The results achieved, while still preliminary, are noteworthy. For patients enrolled more than four months, we exceeded the project's original goals of a 40 percent improvement in depression control and a 20 percent improvement in diabetes and hypertension control. Six papers have been submitted to peer reviewed journals for review.
A key outcome of this work is the publicly available Intervention Guide that provides the clinical workflow and supporting information for primary care systems interested in implementing COMPASS. This guide, available on the ICSI website, includes evidence, best practices, and links to recommended tools. One reviewer commented, "…This will prove to be an incredibly useful document for future implementation and [is an] excellent example of practical 'lessons learned.'"
"The COMPASS model was implemented and spread across medical groups with differing organizational structures, cultures and care delivery processes," says Sanne Magnan, MD, PhD, president and CEO of ICSI. "With the help of these tools and resources developed by COMPASS partners, this and similar models could be implemented broadly across the country, helping the health care community take an important step toward addressing the whole person and creating better outcomes."
Learn more about the COMPASS initiative on the ICSI website.

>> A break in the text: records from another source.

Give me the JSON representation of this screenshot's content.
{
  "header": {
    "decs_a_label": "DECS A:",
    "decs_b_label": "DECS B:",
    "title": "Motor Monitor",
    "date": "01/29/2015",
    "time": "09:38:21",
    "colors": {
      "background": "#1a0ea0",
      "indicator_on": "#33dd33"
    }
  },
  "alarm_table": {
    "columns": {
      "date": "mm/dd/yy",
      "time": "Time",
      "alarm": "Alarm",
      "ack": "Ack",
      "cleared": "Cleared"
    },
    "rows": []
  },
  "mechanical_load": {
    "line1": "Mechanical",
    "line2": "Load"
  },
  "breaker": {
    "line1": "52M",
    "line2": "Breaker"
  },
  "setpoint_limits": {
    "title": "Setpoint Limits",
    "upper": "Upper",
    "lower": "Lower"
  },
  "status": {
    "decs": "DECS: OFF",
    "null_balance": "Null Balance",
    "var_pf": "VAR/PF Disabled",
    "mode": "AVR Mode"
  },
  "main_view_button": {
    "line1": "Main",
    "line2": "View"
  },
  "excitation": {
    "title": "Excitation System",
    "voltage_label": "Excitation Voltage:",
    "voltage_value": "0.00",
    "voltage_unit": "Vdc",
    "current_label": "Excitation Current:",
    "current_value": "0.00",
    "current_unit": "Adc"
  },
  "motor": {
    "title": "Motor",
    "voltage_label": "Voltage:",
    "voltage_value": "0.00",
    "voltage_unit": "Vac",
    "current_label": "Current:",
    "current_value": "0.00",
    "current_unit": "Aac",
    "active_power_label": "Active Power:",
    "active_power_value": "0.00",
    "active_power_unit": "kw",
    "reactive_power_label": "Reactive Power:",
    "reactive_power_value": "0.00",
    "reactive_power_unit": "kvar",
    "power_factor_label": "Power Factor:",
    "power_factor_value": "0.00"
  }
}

The Institute for Clinical Systems Improvement (ICSI) is an independent, nonprofit health care improvement organization based in Minnesota that is a collaboration of medical groups, hospitals, nonprofit health plans, employers, and consumers working to bring innovation and urgency to improve health, the patient experience and quality, and affordability of care (the Triple Aim).
The project described was supported by Grant Number 1C1CMS331048-01-00 from the Department of Health and Human Services, Centers for Medicare & Medicaid Services. The contents of this press release are solely the responsibility of the authors and do not necessarily represent the official views of the U.S. Department of Health and Human Services or any of its agencies. The research presented here was conducted by the awardee. Findings might or might not be consistent with or confirmed by the findings of the independent evaluation contractor.